Working for the man...
















Sorry, but is it me, or is it completely unrealistic of an employer to give you so much work that you have to stay there until midnight and regularly work seven days a week to finish something? And if you do that, are you creating a monster and making it really hard for the rest of your colleagues? Australians work more unpaid overtime than any other nation, apparently. I think it's indefensible that an organisation which can make billions of dollars profit can happily squeeze 60 or so hours a week out of somebody without paying them a red cent to do so. Unconscionable. Unethical, unprincipled, immoral. And don't give me that line about "we're paying you above-market rates so you should be fine with working a few more hours...", it's just another way of saying "we're bloodsucking leeches and we're going to squeeze every free minute out of you that we can".

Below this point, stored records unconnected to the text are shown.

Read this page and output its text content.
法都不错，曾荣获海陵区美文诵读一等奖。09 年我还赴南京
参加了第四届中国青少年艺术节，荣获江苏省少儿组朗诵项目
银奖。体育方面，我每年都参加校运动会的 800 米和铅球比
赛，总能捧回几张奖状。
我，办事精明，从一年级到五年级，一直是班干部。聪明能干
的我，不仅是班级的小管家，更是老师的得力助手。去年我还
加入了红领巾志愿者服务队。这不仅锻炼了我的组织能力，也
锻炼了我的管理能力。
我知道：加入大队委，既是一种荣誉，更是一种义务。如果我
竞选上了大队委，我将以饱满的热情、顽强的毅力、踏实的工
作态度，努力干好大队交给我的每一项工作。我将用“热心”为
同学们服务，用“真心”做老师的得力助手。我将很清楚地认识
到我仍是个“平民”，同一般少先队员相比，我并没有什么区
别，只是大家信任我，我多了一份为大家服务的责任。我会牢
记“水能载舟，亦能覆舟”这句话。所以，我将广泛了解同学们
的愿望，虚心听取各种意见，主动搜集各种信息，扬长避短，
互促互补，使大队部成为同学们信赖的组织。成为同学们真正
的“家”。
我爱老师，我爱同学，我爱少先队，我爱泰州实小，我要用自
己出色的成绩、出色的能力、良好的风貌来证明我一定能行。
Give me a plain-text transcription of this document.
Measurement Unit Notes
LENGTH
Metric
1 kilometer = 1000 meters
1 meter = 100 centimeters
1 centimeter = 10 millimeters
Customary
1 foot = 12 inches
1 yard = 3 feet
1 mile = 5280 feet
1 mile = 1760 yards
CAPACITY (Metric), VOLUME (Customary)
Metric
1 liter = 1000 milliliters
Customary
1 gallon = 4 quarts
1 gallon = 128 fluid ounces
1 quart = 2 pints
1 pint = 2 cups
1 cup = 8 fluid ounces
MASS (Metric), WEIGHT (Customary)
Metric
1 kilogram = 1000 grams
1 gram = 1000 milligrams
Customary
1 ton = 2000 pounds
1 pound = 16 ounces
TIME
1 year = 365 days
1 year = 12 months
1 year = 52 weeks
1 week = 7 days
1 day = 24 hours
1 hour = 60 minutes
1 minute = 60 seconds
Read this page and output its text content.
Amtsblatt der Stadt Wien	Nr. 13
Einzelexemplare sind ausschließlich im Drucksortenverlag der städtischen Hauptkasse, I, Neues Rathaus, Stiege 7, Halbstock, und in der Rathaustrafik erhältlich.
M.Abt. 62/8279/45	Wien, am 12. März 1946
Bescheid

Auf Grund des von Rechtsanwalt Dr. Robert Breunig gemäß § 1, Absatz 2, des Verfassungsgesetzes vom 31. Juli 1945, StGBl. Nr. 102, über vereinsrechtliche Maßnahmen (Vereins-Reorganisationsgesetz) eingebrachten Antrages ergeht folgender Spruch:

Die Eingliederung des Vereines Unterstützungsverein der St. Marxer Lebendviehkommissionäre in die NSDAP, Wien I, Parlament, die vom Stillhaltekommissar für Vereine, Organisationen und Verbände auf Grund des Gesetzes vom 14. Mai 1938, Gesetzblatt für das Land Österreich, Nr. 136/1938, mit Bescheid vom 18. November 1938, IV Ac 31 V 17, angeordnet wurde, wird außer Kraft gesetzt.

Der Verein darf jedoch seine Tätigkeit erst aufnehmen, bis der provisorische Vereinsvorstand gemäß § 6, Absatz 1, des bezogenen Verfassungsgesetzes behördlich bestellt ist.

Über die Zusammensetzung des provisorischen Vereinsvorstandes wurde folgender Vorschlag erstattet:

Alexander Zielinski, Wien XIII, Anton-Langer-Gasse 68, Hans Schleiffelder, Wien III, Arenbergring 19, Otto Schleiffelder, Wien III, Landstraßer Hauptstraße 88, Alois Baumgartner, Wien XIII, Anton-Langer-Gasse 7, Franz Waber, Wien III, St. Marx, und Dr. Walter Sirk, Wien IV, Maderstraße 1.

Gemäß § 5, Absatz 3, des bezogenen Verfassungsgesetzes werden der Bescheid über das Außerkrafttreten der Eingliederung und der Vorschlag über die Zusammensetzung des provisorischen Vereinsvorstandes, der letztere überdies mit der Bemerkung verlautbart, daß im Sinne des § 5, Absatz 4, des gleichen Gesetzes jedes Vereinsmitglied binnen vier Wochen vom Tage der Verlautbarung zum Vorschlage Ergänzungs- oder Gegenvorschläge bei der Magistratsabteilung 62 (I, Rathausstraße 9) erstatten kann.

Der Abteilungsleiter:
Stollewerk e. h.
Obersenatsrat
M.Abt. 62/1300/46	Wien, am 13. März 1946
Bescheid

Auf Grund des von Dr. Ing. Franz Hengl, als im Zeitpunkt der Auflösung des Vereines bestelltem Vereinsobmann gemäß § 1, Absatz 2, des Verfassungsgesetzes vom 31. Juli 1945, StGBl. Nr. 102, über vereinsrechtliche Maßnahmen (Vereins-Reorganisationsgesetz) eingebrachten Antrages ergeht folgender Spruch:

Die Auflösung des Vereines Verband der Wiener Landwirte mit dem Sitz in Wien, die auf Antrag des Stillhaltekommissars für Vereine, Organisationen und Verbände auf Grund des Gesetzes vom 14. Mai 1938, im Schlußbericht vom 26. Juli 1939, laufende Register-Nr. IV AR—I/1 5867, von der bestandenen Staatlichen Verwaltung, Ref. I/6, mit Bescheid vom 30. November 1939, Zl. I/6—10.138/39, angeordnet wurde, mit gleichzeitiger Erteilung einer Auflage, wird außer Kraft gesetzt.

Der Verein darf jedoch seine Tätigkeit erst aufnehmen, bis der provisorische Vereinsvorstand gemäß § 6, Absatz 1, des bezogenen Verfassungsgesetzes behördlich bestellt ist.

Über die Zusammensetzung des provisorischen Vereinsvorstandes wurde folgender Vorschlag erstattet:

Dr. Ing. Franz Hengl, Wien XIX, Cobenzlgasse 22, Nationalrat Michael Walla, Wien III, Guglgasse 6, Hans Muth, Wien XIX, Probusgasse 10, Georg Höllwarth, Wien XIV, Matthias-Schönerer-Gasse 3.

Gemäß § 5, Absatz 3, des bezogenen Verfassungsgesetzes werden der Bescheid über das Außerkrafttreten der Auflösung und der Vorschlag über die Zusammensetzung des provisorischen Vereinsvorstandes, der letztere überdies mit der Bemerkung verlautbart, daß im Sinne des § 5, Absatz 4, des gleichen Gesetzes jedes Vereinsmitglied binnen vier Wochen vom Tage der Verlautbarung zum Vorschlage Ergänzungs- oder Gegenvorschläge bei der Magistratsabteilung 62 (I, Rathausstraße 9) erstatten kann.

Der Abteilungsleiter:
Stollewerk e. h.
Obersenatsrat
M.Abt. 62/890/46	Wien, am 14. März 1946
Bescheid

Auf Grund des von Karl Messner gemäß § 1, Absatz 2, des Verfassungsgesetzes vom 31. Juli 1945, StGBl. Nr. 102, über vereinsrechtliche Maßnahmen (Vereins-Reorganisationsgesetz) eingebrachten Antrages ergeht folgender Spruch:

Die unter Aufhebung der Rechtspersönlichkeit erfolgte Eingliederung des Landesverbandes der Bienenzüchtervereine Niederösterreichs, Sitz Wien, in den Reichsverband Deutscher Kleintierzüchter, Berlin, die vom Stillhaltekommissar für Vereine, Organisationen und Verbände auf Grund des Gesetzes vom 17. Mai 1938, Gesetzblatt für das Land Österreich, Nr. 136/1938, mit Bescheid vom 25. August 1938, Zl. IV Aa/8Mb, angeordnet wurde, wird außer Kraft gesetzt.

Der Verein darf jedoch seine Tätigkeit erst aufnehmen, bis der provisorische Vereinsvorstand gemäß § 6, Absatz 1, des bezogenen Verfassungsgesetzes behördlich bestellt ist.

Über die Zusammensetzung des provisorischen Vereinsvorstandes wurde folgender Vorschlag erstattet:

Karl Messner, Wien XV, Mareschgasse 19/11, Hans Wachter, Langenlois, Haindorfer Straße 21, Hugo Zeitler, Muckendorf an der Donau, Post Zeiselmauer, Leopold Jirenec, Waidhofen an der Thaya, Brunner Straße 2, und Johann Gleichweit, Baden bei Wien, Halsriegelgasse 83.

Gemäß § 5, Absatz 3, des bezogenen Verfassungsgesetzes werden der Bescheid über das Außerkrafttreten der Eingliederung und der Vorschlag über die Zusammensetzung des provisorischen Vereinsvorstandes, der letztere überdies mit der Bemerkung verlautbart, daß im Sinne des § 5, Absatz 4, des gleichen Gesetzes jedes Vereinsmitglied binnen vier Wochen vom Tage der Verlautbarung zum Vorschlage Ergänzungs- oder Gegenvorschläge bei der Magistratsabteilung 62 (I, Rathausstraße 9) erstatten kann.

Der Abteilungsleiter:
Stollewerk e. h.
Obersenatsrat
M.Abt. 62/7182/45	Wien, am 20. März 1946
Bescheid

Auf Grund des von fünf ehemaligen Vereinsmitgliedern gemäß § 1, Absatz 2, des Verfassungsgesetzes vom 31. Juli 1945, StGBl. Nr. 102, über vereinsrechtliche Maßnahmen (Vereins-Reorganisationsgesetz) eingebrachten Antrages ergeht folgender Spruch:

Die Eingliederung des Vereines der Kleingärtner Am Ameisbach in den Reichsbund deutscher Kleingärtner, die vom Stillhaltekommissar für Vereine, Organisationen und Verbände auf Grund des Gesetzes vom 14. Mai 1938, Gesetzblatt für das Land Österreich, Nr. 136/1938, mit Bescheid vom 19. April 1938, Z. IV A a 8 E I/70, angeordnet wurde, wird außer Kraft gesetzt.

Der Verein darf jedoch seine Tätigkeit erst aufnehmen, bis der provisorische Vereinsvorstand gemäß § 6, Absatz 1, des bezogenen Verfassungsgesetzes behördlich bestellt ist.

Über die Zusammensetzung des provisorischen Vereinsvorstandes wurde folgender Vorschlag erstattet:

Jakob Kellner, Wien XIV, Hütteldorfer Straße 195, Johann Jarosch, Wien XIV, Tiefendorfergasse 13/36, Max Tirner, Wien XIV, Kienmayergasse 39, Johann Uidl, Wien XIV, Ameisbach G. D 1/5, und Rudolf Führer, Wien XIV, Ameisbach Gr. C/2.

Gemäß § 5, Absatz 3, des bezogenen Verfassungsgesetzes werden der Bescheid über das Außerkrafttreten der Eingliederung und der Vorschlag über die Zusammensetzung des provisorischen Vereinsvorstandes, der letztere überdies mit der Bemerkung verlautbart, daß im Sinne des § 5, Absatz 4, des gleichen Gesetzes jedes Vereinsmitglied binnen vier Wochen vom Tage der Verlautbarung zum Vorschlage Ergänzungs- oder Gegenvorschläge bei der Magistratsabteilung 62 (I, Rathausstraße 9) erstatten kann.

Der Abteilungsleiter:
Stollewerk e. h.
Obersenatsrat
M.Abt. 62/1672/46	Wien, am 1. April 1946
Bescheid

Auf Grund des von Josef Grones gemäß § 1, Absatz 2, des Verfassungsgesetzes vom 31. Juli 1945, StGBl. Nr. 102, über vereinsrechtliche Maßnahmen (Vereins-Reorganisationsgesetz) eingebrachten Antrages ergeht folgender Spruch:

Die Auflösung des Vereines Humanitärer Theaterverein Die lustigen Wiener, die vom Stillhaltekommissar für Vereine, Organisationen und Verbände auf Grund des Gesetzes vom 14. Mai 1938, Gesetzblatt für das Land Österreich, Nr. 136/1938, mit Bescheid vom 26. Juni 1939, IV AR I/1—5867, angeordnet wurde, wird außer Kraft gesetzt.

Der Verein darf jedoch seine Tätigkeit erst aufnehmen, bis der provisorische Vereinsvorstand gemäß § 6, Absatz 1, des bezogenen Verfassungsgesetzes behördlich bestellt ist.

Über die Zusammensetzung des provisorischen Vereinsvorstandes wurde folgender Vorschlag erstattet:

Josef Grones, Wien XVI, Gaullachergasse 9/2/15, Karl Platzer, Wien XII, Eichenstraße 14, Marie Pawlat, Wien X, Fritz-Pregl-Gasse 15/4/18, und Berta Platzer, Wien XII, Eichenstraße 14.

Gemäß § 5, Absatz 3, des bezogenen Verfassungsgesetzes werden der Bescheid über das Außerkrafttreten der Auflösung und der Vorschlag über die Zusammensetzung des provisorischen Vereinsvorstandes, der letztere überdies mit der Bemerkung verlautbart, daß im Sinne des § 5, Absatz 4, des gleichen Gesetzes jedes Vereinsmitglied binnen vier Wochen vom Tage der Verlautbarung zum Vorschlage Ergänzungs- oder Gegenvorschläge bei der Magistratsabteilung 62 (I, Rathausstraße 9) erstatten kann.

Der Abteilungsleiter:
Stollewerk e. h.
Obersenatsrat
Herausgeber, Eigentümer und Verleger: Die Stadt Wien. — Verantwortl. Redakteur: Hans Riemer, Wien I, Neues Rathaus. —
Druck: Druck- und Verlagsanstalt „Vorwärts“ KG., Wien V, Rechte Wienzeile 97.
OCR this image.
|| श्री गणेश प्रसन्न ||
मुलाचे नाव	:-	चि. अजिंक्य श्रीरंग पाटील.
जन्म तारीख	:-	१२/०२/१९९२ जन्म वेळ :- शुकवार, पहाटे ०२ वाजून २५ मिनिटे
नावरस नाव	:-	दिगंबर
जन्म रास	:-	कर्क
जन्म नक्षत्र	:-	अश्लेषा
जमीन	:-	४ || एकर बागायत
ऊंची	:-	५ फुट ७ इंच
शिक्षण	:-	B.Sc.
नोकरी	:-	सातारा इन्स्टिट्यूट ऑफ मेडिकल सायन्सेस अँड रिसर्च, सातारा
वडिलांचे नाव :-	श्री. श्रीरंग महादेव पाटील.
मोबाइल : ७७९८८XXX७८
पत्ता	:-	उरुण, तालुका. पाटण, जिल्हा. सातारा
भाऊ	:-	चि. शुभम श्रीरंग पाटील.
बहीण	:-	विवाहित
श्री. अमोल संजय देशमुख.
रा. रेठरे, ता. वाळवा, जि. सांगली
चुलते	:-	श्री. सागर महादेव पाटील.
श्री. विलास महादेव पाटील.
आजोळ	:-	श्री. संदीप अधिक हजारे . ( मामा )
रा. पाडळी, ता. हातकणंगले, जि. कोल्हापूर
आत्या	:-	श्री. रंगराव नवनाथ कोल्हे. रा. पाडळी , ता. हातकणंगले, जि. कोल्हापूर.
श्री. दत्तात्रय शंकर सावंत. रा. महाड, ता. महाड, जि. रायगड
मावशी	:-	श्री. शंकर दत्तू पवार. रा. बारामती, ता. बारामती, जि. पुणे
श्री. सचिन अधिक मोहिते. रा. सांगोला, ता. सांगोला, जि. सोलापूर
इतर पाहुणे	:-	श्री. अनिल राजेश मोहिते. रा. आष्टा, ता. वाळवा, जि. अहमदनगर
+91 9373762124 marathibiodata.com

When I was in my 20's, I had a job like that in a small organisation owned by 2 guys - and I wasn't making huge money here, less than $20k a year, if memory serves. These guys didn't pay overtime, they didn't pay leave loading, there were no meal allowances, and no taxis home [note here for non-Aussie readers - leave loading is something you are paid by your employer as a 'thanks for going on holidays' bonus, it's 17.5% on top of your salary & the reasons for it are lost in the mists of time, but suffice it to say, pretty much everybody gets it], they were pretty much in the 'you should be grateful to us for giving you a job' kind of employment space, rather than the "we're an equal partnership & we can't survive without each other" space I have experienced elsewhere.

I regularly worked 10 or 12 hours a day for these guys, for nothing. I gave up my Saturdays, and I even worked until 2.00am once trying to finish something. And for what? Nothing. I came to my senses and left, and they said "thanks for coming", and carried on. I could have dropped dead and they would have just kept going. So why, why, why, even in this "harsh economic climate" do employers think it's okay to expect that people will just give up their lives, for no return? The irony of it is that they proclaim they are "family friendly", and that the 'work/life balance' is really important to them. Hah! Bah humbug, I say. I refuse pointblank to do it anymore. If it means I don't get a bonus, so be it. I'd rather have a life.


On a much happier note, my lovely DSSIL* came to visit, and she brought Chloe with her, and so I was able to take a photo... she also ordered a dog from McCalls Craft M4893, some jumbo lavender pyramids, and three toilet bags, one in the box pouch style & two in the flat bottom 'toilette' bag style, so now I have no spare time... but I've started on the order already.. at least the pyramids are quick to make!